The prophylactic use of lidocaine in the patient with cardiac chest pain has been reported to reduce the incidence of sudden death from ventricular dysrhythmias in the hospital setting, but few studies have been done in the early prehospital phase. We conducted a randomized, prospective study comparing the effects of lidocaine versus no lidocaine in stable patients presenting with chest pain to a paramedic system. In a one-year period, 446 patients qualified for the study; 222 received lidocaine and 224 did not. The overall hospital mortality of the two groups was 8.1% and 6.7%, respectively (P = .35). Four patients in each group developed sudden death in the prehospital and emergency department settings with ventricular dysrhythmia as the precipitating rhythm. One hundred twenty-nine (29%) had an acute myocardial infarction. The lidocaine and control group contained 68 and 61 of the patients, respectively, with an overall mortality rate of 14.7% and 13.1% (P = .45). The development of significant dysrhythmias (frequent premature ventricular contractions, ventricular tachycardia, bradycardia, second- and third-degree heart blocks) after initiation into the study was similar in both groups of patients. The use of lidocaine was a factor in decreasing systolic blood pressure (P less than 0.03) but did not appear to be clinically significant. For stable patients presenting with chest pain of suspected cardiac origin, prophylactic lidocaine in the prehospital setting was not effective in preventing life-threatening dysrhythmias, but clinically significant side effects were not noted either.
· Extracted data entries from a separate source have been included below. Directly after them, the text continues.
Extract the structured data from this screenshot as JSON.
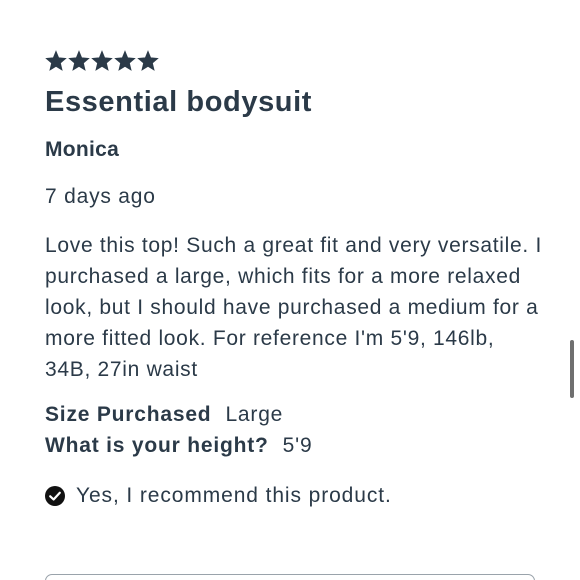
{
  "review": {
    "rating": 5,
    "rating_max": 5,
    "title": "Essential bodysuit",
    "author": "Monica",
    "date": "7 days ago",
    "body": "Love this top! Such a great fit and very versatile. I purchased a large, which fits for a more relaxed look, but I should have purchased a medium for a more fitted look. For reference I'm 5'9, 146lb, 34B, 27in waist",
    "attributes": [
      {
        "label": "Size Purchased",
        "value": "Large"
      },
      {
        "label": "What is your height?",
        "value": "5'9"
      }
    ],
    "recommend_text": "Yes, I recommend this product."
  },
  "colors": {
    "text": "#2b3a48",
    "star": "#2b3a48",
    "scrollbar": "#6f6f6f"
  },
  "icons": {
    "star": "star-icon",
    "recommend": "check-circle-icon"
  }
}
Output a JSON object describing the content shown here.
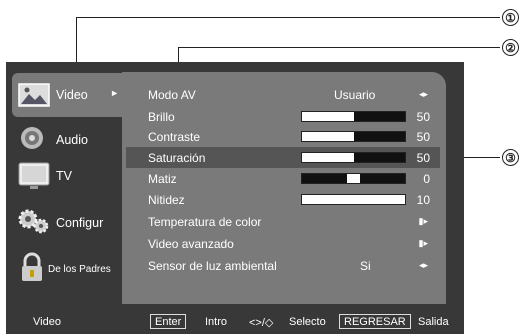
{
  "callouts": [
    "①",
    "②",
    "③"
  ],
  "sidebar": {
    "items": [
      {
        "label": "Video",
        "icon": "video-picture-icon",
        "active": true
      },
      {
        "label": "Audio",
        "icon": "speaker-icon"
      },
      {
        "label": "TV",
        "icon": "tv-icon"
      },
      {
        "label": "Configur",
        "icon": "gears-icon"
      },
      {
        "label": "De los Padres",
        "icon": "lock-icon"
      }
    ],
    "active_arrow": "►"
  },
  "menu": {
    "rows": [
      {
        "label": "Modo AV",
        "value": "Usuario",
        "arrow": "◂▸"
      },
      {
        "label": "Brillo",
        "level": 50,
        "center_marker": false,
        "number": "50"
      },
      {
        "label": "Contraste",
        "level": 50,
        "center_marker": false,
        "number": "50"
      },
      {
        "label": "Saturación",
        "level": 50,
        "center_marker": false,
        "number": "50",
        "highlighted": true
      },
      {
        "label": "Matiz",
        "level": 0,
        "center_marker": true,
        "number": "0"
      },
      {
        "label": "Nitidez",
        "level": 100,
        "center_marker": false,
        "number": "10"
      },
      {
        "label": "Temperatura de color",
        "arrow": "▮▸"
      },
      {
        "label": "Video avanzado",
        "arrow": "▮▸"
      },
      {
        "label": "Sensor de luz ambiental",
        "value": "Si",
        "arrow": "◂▸"
      }
    ]
  },
  "footer": {
    "section": "Video",
    "enter_key": "Enter",
    "enter_label": "Intro",
    "nav_keys": "<>/◇",
    "nav_label": "Selecto",
    "return_key": "REGRESAR",
    "return_label": "Salida"
  }
}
据报道,在医院环境中,对患有心脏性胸痛的患者预防性使用利多卡因可降低室性心律失常导致的猝死发生率,但在院前早期阶段进行的研究较少。我们进行了一项随机、前瞻性研究,比较利多卡因与不使用利多卡因对出现胸痛并被护理人员接入系统的稳定患者的影响。在一年时间里,446名患者符合研究条件;222名接受了利多卡因治疗,224名未接受。两组的总体医院死亡率分别为8.1%和6.7%(P = 0.35)。每组各有4名患者在院前和急诊科因室性心律失常引发猝死。129名(29%)患者发生急性心肌梗死。利多卡因组和对照组分别有68名和61名此类患者,总体死亡率分别为14.7%和13.1%(P = 0.45)。两组患者在进入研究后出现显著心律失常(频发室性早搏、室性心动过速、心动过缓、二度和三度房室传导阻滞)的情况相似。使用利多卡因是导致收缩压降低的一个因素(P < 0.03),但似乎并无临床显著性。对于疑似心脏源性胸痛的稳定患者,院前预防性使用利多卡因在预防危及生命的心律失常方面无效,但也未发现有临床显著性的副作用。